By Mohamud Ibrahim Mohammed,
Liaison Coordinator, World Vision Somalia
War has no mercy even to the elderly.
Halimo Mohammed Cabdi who is said to be about 108 years has been on the run for a long time due to the long drawn conflict in Somalia.
In 2011 she found herself in Kulmiye displacement camp in Baidoa – mainly because the drought ravaged all her family assets in addition to the risk of the war between African Union troops and Al Shabab terrorist group.
She moved from Bakool region to Baidoa and found a devastating situation – she had no home and not even the privacy of going to the toilet.
Life was unbearable for her and her only son who is mentally challenged. The displacement was in a bush - no sanitation facility and basic services like clean water were rampant. Open defecation was the norm.
Her community’s traditional copy mechanism especially the reliance on social support networks and credit systems were stretched beyond reasonable limits.
The displaced constructed traditional pit latrine made up of sticks, torn plastic sheet, nylon rope and old clothes. The top cover was two poles in the two sides of the pit, sticks and cartons. This kind of pit latrine was very dangerous especially for children and the disabled. Without supervision, children and disabled could easily fall down into the latrine pit. This also gave no privacy to people like Halima who had to be helped in to the toilet.

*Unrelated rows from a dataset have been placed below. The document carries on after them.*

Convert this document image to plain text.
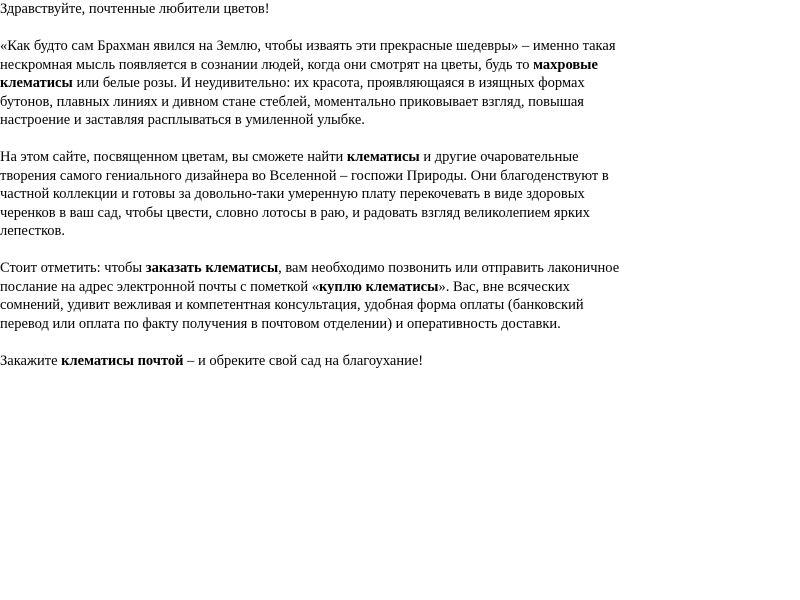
Здравствуйте, почтенные любители цветов!

«Как будто сам Брахман явился на Землю, чтобы изваять эти прекрасные шедевры» – именно такая нескромная мысль появляется в сознании людей, когда они смотрят на цветы, будь то махровые клематисы или белые розы. И неудивительно: их красота, проявляющаяся в изящных формах бутонов, плавных линиях и дивном стане стеблей, моментально приковывает взгляд, повышая настроение и заставляя расплываться в умиленной улыбке.

На этом сайте, посвященном цветам, вы сможете найти клематисы и другие очаровательные творения самого гениального дизайнера во Вселенной – госпожи Природы. Они благоденствуют в частной коллекции и готовы за довольно-таки умеренную плату перекочевать в виде здоровых черенков в ваш сад, чтобы цвести, словно лотосы в раю, и радовать взгляд великолепием ярких лепестков.

Стоит отметить: чтобы заказать клематисы, вам необходимо позвонить или отправить лаконичное послание на адрес электронной почты с пометкой «куплю клематисы». Вас, вне всяческих сомнений, удивит вежливая и компетентная консультация, удобная форма оплаты (банковский перевод или оплата по факту получения в почтовом отделении) и оперативность доставки.

Закажите клематисы почтой – и обреките свой сад на благоухание!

Halimo: Access to a proper latrine has restored my dignity
But now Halima’s life has changed just a little better. At least she says shehas a dignified life even though she still lives in poor displacement camp. Now she has a proper toilet and can do help herself in privacy thanks to the intervention of World Vision and its local partner Golweyne Relief and Rehabilitation (GRRN) who used OFDA funding to make the lives Halima and 21000 displaced people in Baidoa a little bearable.
“Thanks to God, we got our privacy and our dignity back,” said Halima.
The intervention included rehabilitation of shallow wells, building latrines in the camps, distribution of dignity kits, water storage cans and soap and education around proper hygiene.
These efforts have recorded a significant improvement in sanitation and decrease in diarrhea and dysentery.
An interesting outcome of the project was the effect it had on the female population taking the lead chore of the household and promotes hygiene promotion activities. This had a number of repercussions in that it gave them the opportunity to engage other communal activities.
Halimo proudly showed us their new latrine. She says that the assistance that her community is receiving is improving their living conditions, making life in the camps a little bearable.
Halimo walks back to her shelter at the IDP camp
Halimo's neighbour and member of the IDP camp said in regards to access to latrine. “Before we received any help my children used to the nearby bushes anytime of the day. Since I needed privacy, I helped myself only at dawn or at dusk. It was quite frustrating,” one of Halimo’s neighbors told us. “We thank those who build these latrines for us. Our privacy is preserved, our dignity is restored and our security is improved because we no longer have to go to the bushes.”